Tuesday, June 11, 2013

Adult ADHD - One Man's Story

Adult ADHD

By Dr. Robert Sprackland



"Robert, stop it!"

Those words haunted me most of my life, whenever people became overwhelmed by my behavior. I just didn't understand what their problem was. Neither did any of the voices in my head.

The voices were constant and all mine, not God or spirits, and they didn't tell me to do anything antisocial. Rather, each (I counted eight) was a stream of regular thoughts, running concurrently, like an eight-track tape playing all tracks simultaneously. I often wandered into a conversational mode described by friends as a "Robin Williams monologue," telling jokes, making puns, jumping from topic to topic, and even changing voices and character.

But my head had always been like that. To me, everyone else moved and thought slowly, took forever to get to the point. I was driving my friends, coworkers and family nuts, and I couldn't to do anything about it. I was also a compulsive eater, injuring my health. Even my decades of meditation practice could not control the internal restlessness.

Then an odd conjunction of events led to help. My sister-in-law, Tina, an Army physician, suffered an injury and needed help driving home from Illinois to New York. I was available, so I spent three weeks with the family, during which time Tina got to observe me at close hand. She soon bluntly told me, "I really, really, really think you have ADHD." When Tina, a lieutenant colonel and formidable diagnostician, uses three "reallys" in a sentence, you had better take her seriously.

But ADHD? Attention Deficit Hyperactivity Disorder? Me? I had thought ADHD, ADD, and all those other new acronyms were children's ailments. I couldn't have ADHD; I was from the generation that found super-fast flashing of movie trailers and TV shows with handheld camerawork difficult, indeed painful, to watch. My attention span could be measured in minutes and hours, not milliseconds and sound bites. I was a trained systematic zoologist, a profession dedicated to compulsive organization of vast amounts of data. No, I couldn't have ADHD.

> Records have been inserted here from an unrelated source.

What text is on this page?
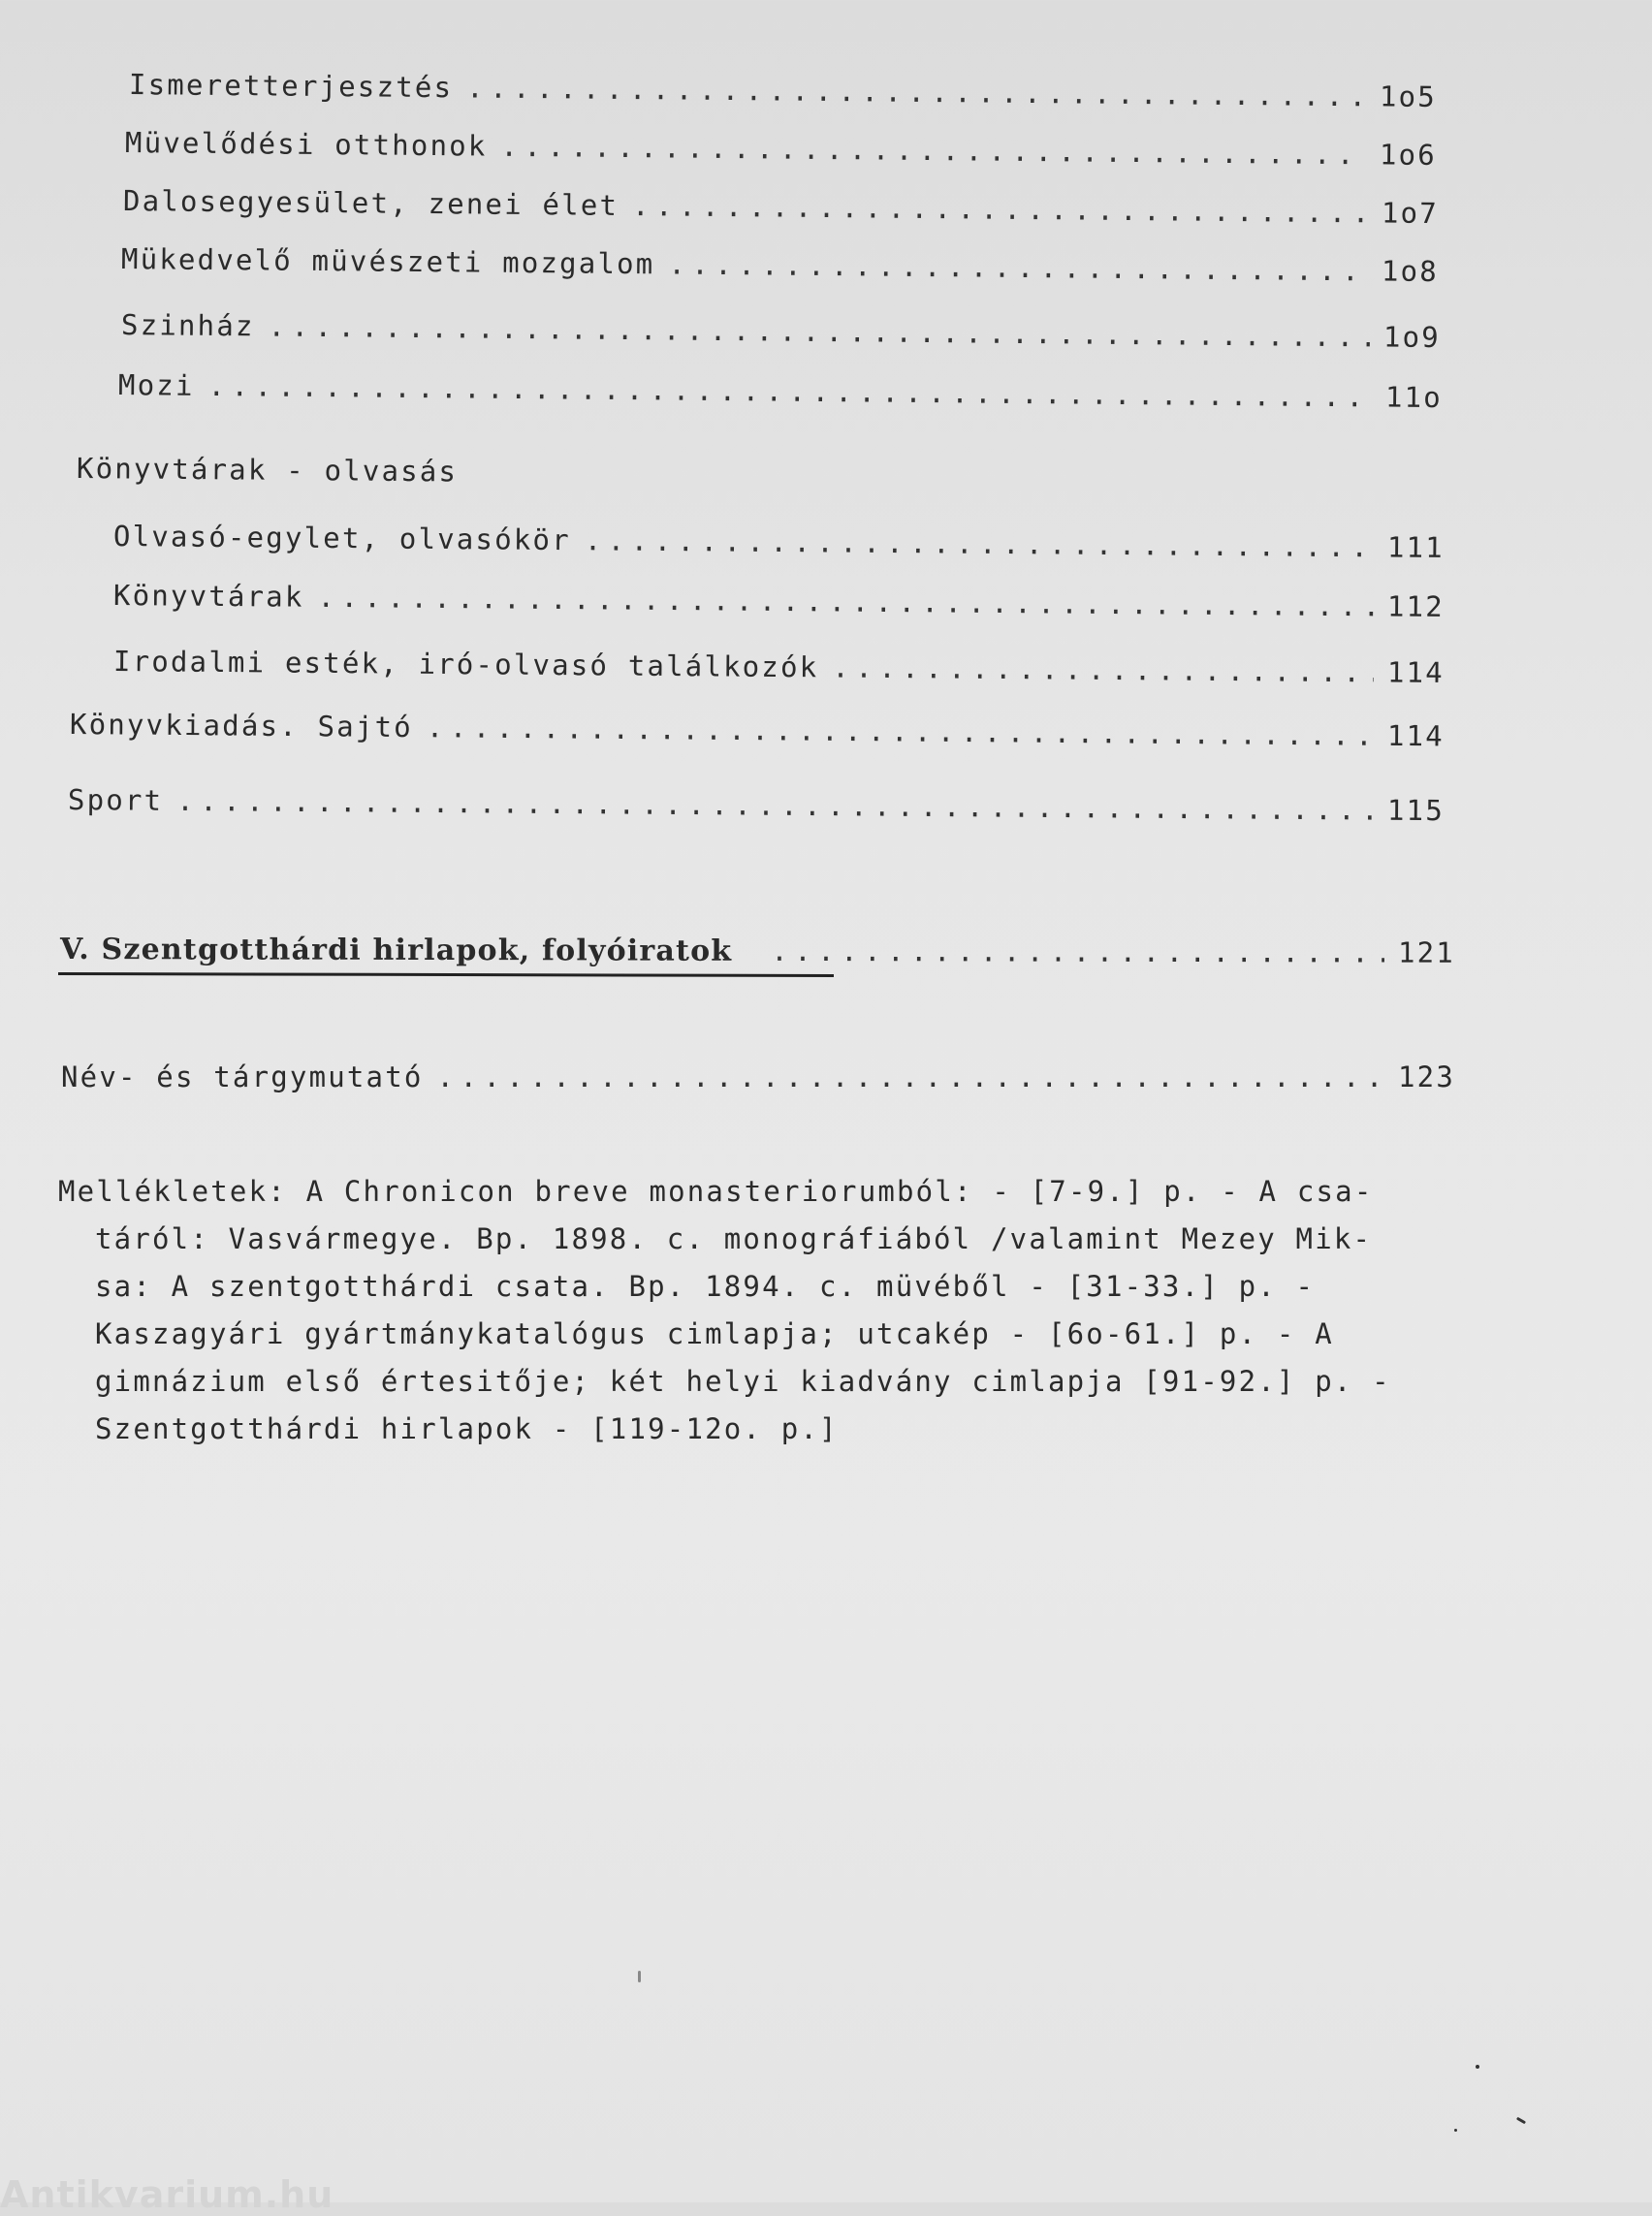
Ismeretterjesztés .....	1o5
Müvelődési otthonok .....	1o6
Dalosegyesület, zenei élet .....	1o7
Mükedvelő müvészeti mozgalom .....	1o8
Szinház .....	1o9
Mozi .....	11o
Könyvtárak - olvasás
Olvasó-egylet, olvasókör .....	111
Könyvtárak .....	112
Irodalmi esték, iró-olvasó találkozók .....	114
Könyvkiadás. Sajtó .....	114
Sport .....	115
V. Szentgotthárdi hirlapok, folyóiratok .....	121
Név- és tárgymutató .....	123
Mellékletek: A Chronicon breve monasteriorumból: - [7-9.] p. - A csa-
táról: Vasvármegye. Bp. 1898. c. monográfiából /valamint Mezey Mik-
sa: A szentgotthárdi csata. Bp. 1894. c. müvéből - [31-33.] p. -
Kaszagyári gyártmánykatalógus cimlapja; utcakép - [6o-61.] p. - A
gimnázium első értesitője; két helyi kiadvány cimlapja [91-92.] p. -
Szentgotthárdi hirlapok - [119-12o. p.]
Antikvarium.hu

But as we discussed my symptoms, it became clear that kids do not have a monopoly on brain chemical imbalances. I had all the usual symptomatic suspects. Despite earning my two masters and a doctorate, school had always been excruciatingly painful for me, from staying still in my seat to following laboriously slow lectures. I tested poorly because I either read too much into a question or knew about the rare exceptions. In conversations, I often completed other people's sentences.

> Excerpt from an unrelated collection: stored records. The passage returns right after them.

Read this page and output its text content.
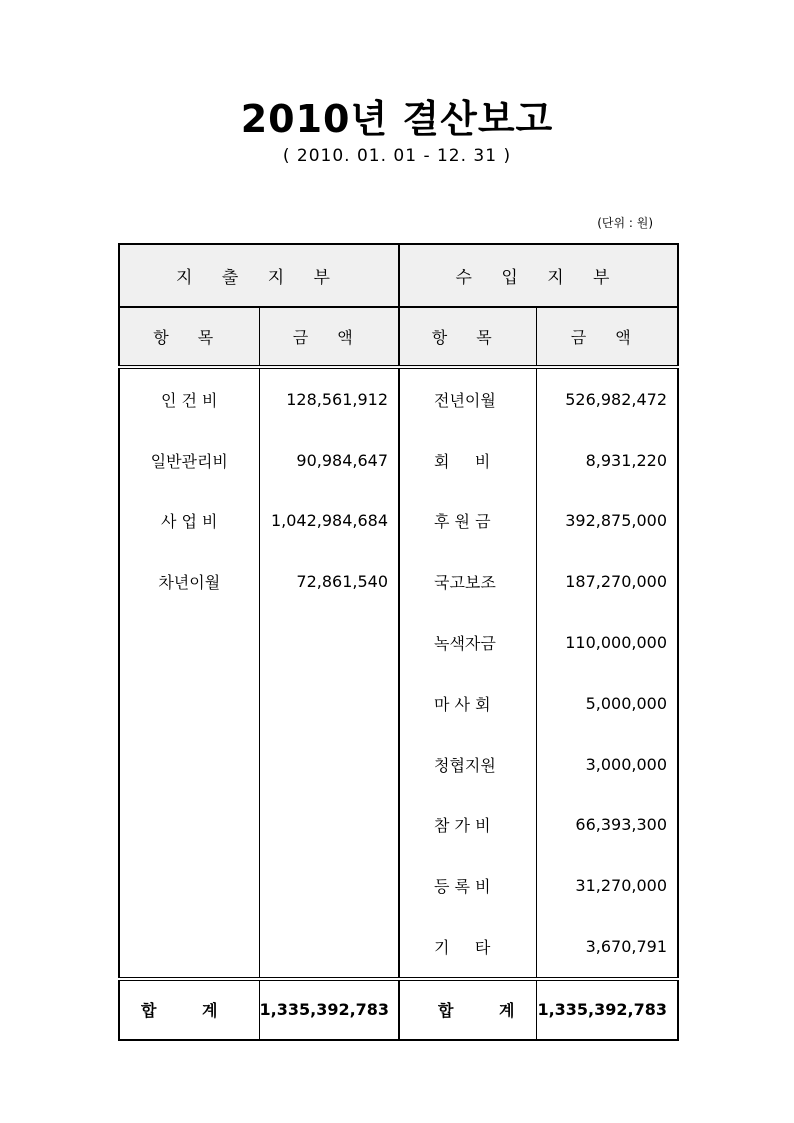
2010년 결산보고
( 2010. 01. 01 - 12. 31 )
(단위 : 원)
지 출 지 부		수 입 지 부	
항 목	금 액	항 목	금 액
인 건 비	128,561,912	전년이월	526,982,472
일반관리비	90,984,647	회     비	8,931,220
사 업 비	1,042,984,684	후 원 금	392,875,000
차년이월	72,861,540	국고보조	187,270,000
		녹색자금	110,000,000
		마 사 회	5,000,000
		청협지원	3,000,000
		참 가 비	66,393,300
		등 록 비	31,270,000
		기     타	3,670,791
합 계	1,335,392,783	합 계	1,335,392,783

Getting to sleep was always an ordeal because my thoughts would not turn off. Though I am very goal oriented, I found it difficult to complete some tasks because I had so many projects going on simultaneously. For example, I had spent a year writing a CD-ROM key to the sharks and rays of the world, but had put off getting it commercially published. On some tasks I focused like a laser, while on others I was dim as a candle. I saw my own physician and a neuropsychologist and, sure enough, got the ADHD diagnosis.

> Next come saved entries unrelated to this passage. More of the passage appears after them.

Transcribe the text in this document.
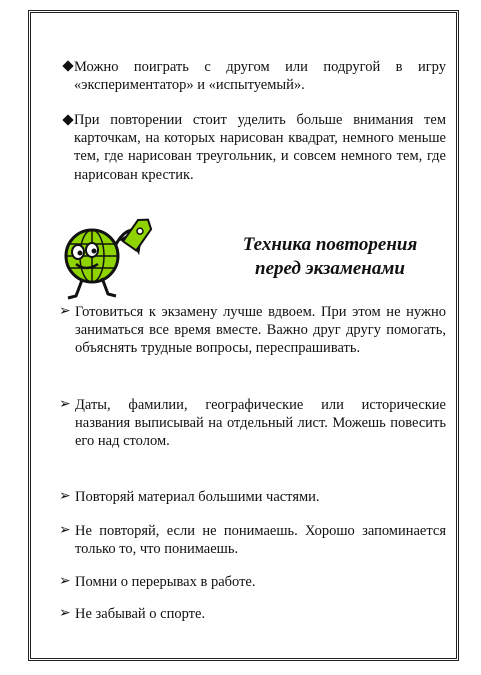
Можно поиграть с другом или подругой в игру «экспериментатор» и «испытуемый».
При повторении стоит уделить больше внимания тем карточкам, на которых нарисован квадрат, немного меньше тем, где нарисован треугольник, и совсем немного тем, где нарисован крестик.
Техника повторения
перед экзаменами
➢ Готовиться к экзамену лучше вдвоем. При этом не нужно заниматься все время вместе. Важно друг другу помогать, объяснять трудные вопросы, переспрашивать.
➢ Даты, фамилии, географические или исторические названия выписывай на отдельный лист. Можешь повесить его над столом.
➢ Повторяй материал большими частями.
➢ Не повторяй, если не понимаешь. Хорошо запоминается только то, что понимаешь.
➢ Помни о перерывах в работе.
➢ Не забывай о спорте.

ADHD, first described as "defect of moral control" by an English physician in 1902, is a simple failure of the brain to balance levels of neurotransmitters called dopamine and norepinephrine, which help regulate moods. My diagnosis and subsequent treatment with Adderall radically and swiftly changed my life for the better. This amphetamine--an "upper"--actually quiets the ADHD personality. My hunger cravings are gone, I sleep well, get more things done, do them better, and haven't gotten on anyone's nerves lately--especially my long-suffering wife of thirty years! Overall, I have been clam and happy--not excited or ecstatic--every day since treatment began. Best and strangest of all, I now have only one thought in my head at any time. It is the psychological equivalent, I think, of having sent all the kids off to college, and I get the house to myself.

There has always been stigma attached to mental illness; it's "all in our heads." Mental difficulties are still seen as other than physical or physiological, and even Congress refuses to recognize mental illness for what it is. This stigma is devastating. As a zoologist, I understand how my insides work, so it didn't affect my decision to be treated, but for most people, being "mentally ill" ranks in the bad news category with heart problems or cancer--or worse! People who could benefit deny themselves help that could substantially improve the quality of their lives. We do not mock a person with a faulty heart for taking nitroglycerin; a person with a defective pancreas for taking insulin; or any of us with an overwhelmed or compromised immune system for taking antibiotics.

Even Viagra jokes are rare these days. Why, then, do we see such intolerance when another organ, the brain, is ill? Many influential people had ADHD, including Dustin Hoffman, Will Smith, Jimmy Stewart, Vincent van Gogh, Leonardo da Vinci, Benjamin Franklin, Albert Einstein, Winston Churchill, and, of course, Robin Williams. Brain disorders are real physical manifestations that can often be simply treated. Unless our brains get moved elsewhere, mental illnesses will always "be in our heads." Those of us who can benefit from medication should take it, and the rest of us should support our loved ones who need it. It will make things much happier in our hearts and in our heads.